By analyzing existing cross correlation between Celestica and Haymaker Acquisition Corp, you can compare the effects of market volatilities on Celestica and Haymaker Acquisition and check how they will diversify away market risk if combined in the same portfolio for a given time horizon. You can also utilize pair trading strategies of matching a long position in Celestica with a short position of Haymaker Acquisition. Check out your portfolio center. Please also check ongoing floating volatility patterns of Celestica and Haymaker Acquisition.
Diversification Opportunities for Celestica and Haymaker Acquisition
0.32 | Correlation Coefficient |
Weak diversification
The 3 months correlation between Celestica and Haymaker is 0.32. Overlapping area represents the amount of risk that can be diversified away by holding Celestica and Haymaker Acquisition Corp in the same portfolio, assuming nothing else is changed.

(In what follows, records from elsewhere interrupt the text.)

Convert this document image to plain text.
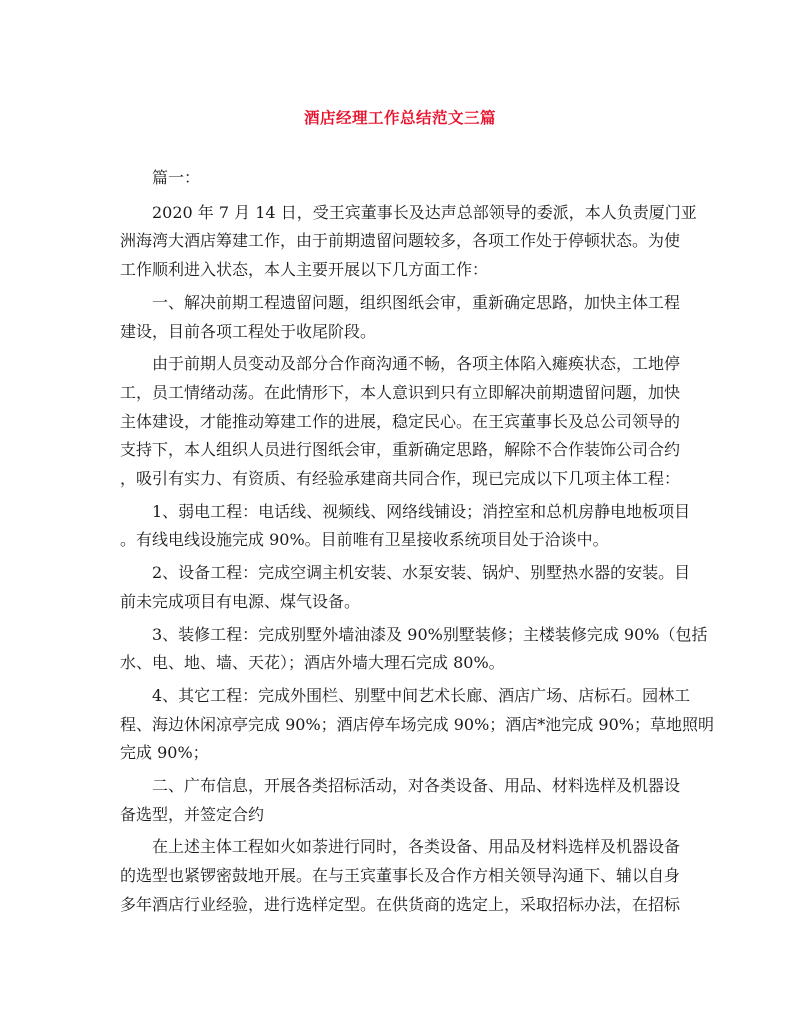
酒店经理工作总结范文三篇
篇一：
2020 年 7 月 14 日，受王宾董事长及达声总部领导的委派，本人负责厦门亚
洲海湾大酒店筹建工作，由于前期遗留问题较多，各项工作处于停顿状态。为使
工作顺利进入状态，本人主要开展以下几方面工作：
一、解决前期工程遗留问题，组织图纸会审，重新确定思路，加快主体工程
建设，目前各项工程处于收尾阶段。
由于前期人员变动及部分合作商沟通不畅，各项主体陷入瘫痪状态，工地停
工，员工情绪动荡。在此情形下，本人意识到只有立即解决前期遗留问题，加快
主体建设，才能推动筹建工作的进展，稳定民心。在王宾董事长及总公司领导的
支持下，本人组织人员进行图纸会审，重新确定思路，解除不合作装饰公司合约
，吸引有实力、有资质、有经验承建商共同合作，现已完成以下几项主体工程：
1、弱电工程：电话线、视频线、网络线铺设；消控室和总机房静电地板项目
。有线电线设施完成 90%。目前唯有卫星接收系统项目处于洽谈中。
2、设备工程：完成空调主机安装、水泵安装、锅炉、别墅热水器的安装。目
前未完成项目有电源、煤气设备。
3、装修工程：完成别墅外墙油漆及 90%别墅装修；主楼装修完成 90%（包括
水、电、地、墙、天花）；酒店外墙大理石完成 80%。
4、其它工程：完成外围栏、别墅中间艺术长廊、酒店广场、店标石。园林工
程、海边休闲凉亭完成 90%；酒店停车场完成 90%；酒店*池完成 90%；草地照明
完成 90%；
二、广布信息，开展各类招标活动，对各类设备、用品、材料选样及机器设
备选型，并签定合约
在上述主体工程如火如荼进行同时，各类设备、用品及材料选样及机器设备
的选型也紧锣密鼓地开展。在与王宾董事长及合作方相关领导沟通下、辅以自身
多年酒店行业经验，进行选样定型。在供货商的选定上，采取招标办法，在招标
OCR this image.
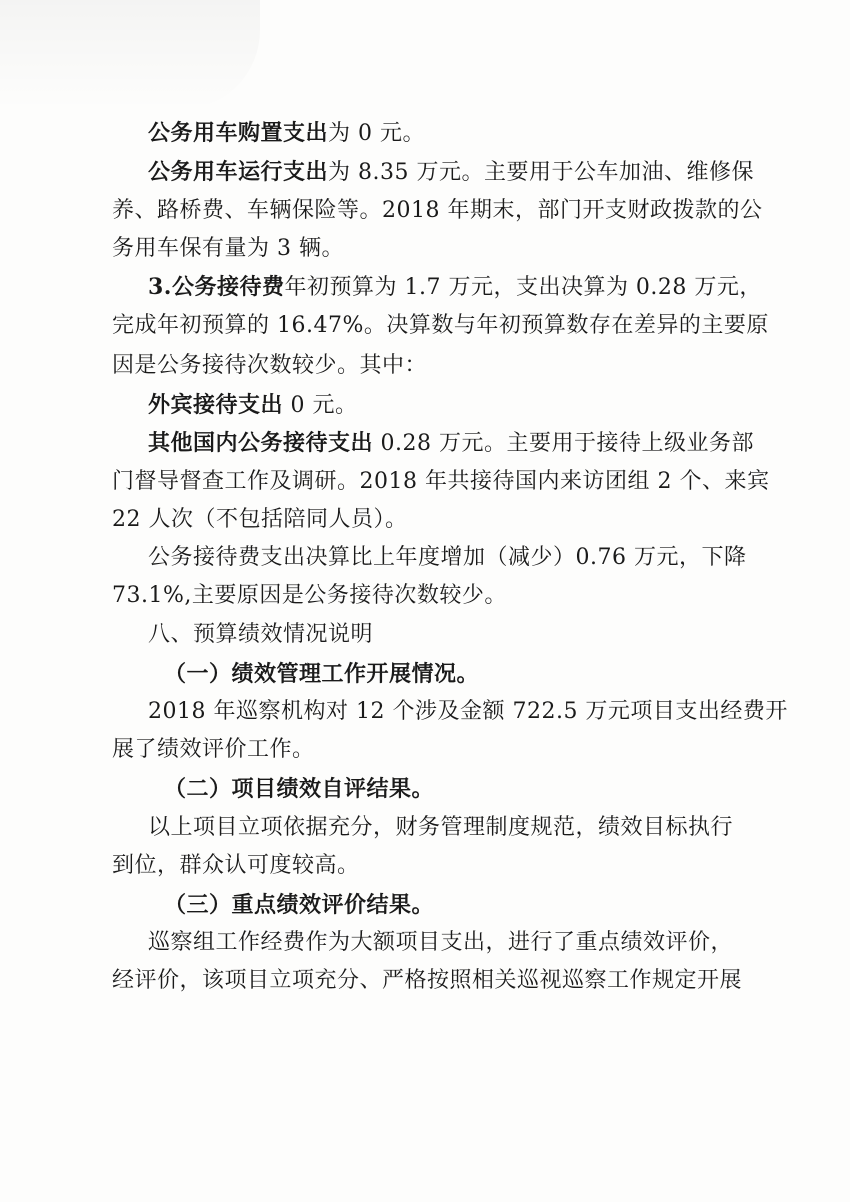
公务用车购置支出为 0 元。
公务用车运行支出为 8.35 万元。主要用于公车加油、维修保
养、路桥费、车辆保险等。2018 年期末，部门开支财政拨款的公
务用车保有量为 3 辆。
3.公务接待费年初预算为 1.7 万元，支出决算为 0.28 万元，
完成年初预算的 16.47%。决算数与年初预算数存在差异的主要原
因是公务接待次数较少。其中：
外宾接待支出 0 元。
其他国内公务接待支出 0.28 万元。主要用于接待上级业务部
门督导督查工作及调研。2018 年共接待国内来访团组 2 个、来宾
22 人次（不包括陪同人员）。
公务接待费支出决算比上年度增加（减少）0.76 万元，下降
73.1%,主要原因是公务接待次数较少。
八、预算绩效情况说明
（一）绩效管理工作开展情况。
2018 年巡察机构对 12 个涉及金额 722.5 万元项目支出经费开
展了绩效评价工作。
（二）项目绩效自评结果。
以上项目立项依据充分，财务管理制度规范，绩效目标执行
到位，群众认可度较高。
（三）重点绩效评价结果。
巡察组工作经费作为大额项目支出，进行了重点绩效评价，
经评价，该项目立项充分、严格按照相关巡视巡察工作规定开展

The correlation between historical prices or returns on Haymaker Acquisition Corp and Celestica is a relative statistical measure of the degree to which these equity instruments tend to move together. The correlation coefficient measures the extent to which returns on Celestica are associated (or correlated) with Haymaker Acquisition. Values of the correlation coefficient range from -1 to +1, where. The correlation of zero (0) is possible when the price movement of Haymaker Acquisition Corp has no effect on the direction of Celestica i.e., Celestica and Haymaker Acquisition go up and down completely randomly.
Pair Corralation between Celestica and Haymaker Acquisition
Considering the 90-day investment horizon Celestica is expected to generate 29.78 times more return on investment than Haymaker Acquisition. However, Celestica is 29.78 times more volatile than Haymaker Acquisition Corp. It trades about 0.53 of its potential returns per unit of risk. Haymaker Acquisition Corp is currently generating about 0.18 per unit of risk. If you would invest 9,753 in Celestica on October 25, 2024 and sell it today you would earn a total of 2,574 from holding Celestica or generate 26.39% return on investment over 90 days.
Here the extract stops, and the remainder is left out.